C'est dans ce monde à l'agonie qu'Alfar, Elfe noir banni des forces de police — pardon, de l'Escadron noir — , aujourd'hui à son compte, est amené à enquêter sur la mort d'un lutin, le dernier de sa race. Comme de bien entendu, tout le monde va se mettre en travers de son chemin, la mafia locale, l'Escadron noir, les Effrits, ces êtres du désert qui voient en lui l'élu d'une prophétie tordue, chacun y allant de son passage à tabac en règle. C'est donc avec un éternel pansement sur son nez fracturé qu'Alfar subira plus qu'il ne mènera son enquête. Il ne pourra compter que sur son fidèle douze coups chargé de féériballes, des projectiles magiques aux effets imprévisibles mais souvent meurtriers, et un étrange allié aux pouvoirs suspects qui se prétend Elfe de sang.
Ce texte, quoique très référencé, ne tombe jamais dans le piège de l'humour potache, qui aurait tôt fait de changer le pastiche en pochade.
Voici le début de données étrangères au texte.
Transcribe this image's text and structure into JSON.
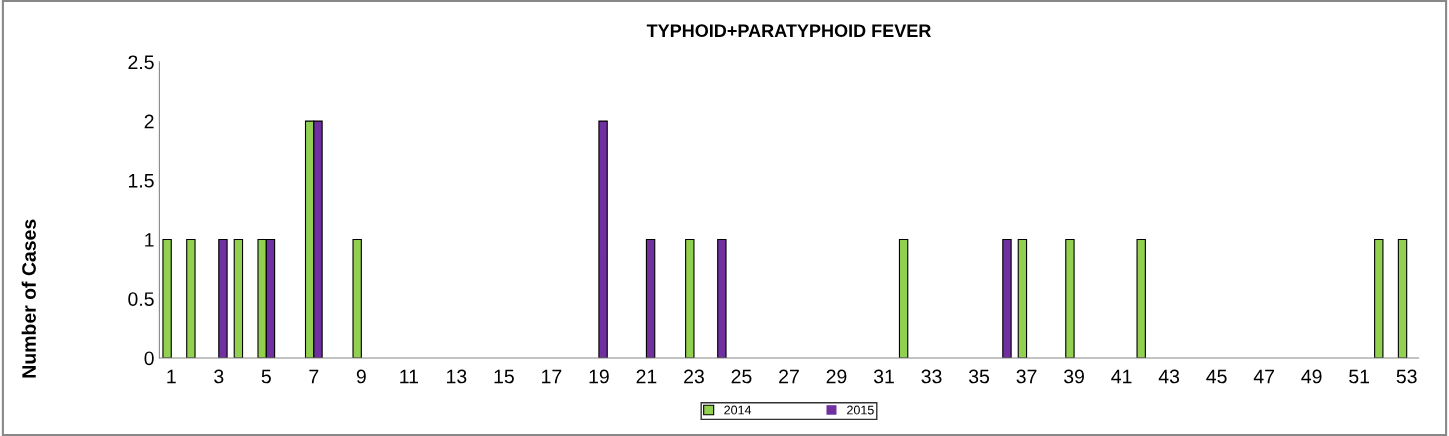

Ici tout est noir, très noir. Il est question d'hôpitaux-mouroirs pour camés pleins jusqu'aux yeux, d'industrie du porno, de prostitution sauvage, de torture pas pour rigoler. Une lecture à déconseiller aux plus jeunes, donc, mais tout à fait recommandable aux autres, pour peu qu'un grand écart entre James Ellroy et
J. R. R. Tolkien ne leur fasse pas peur.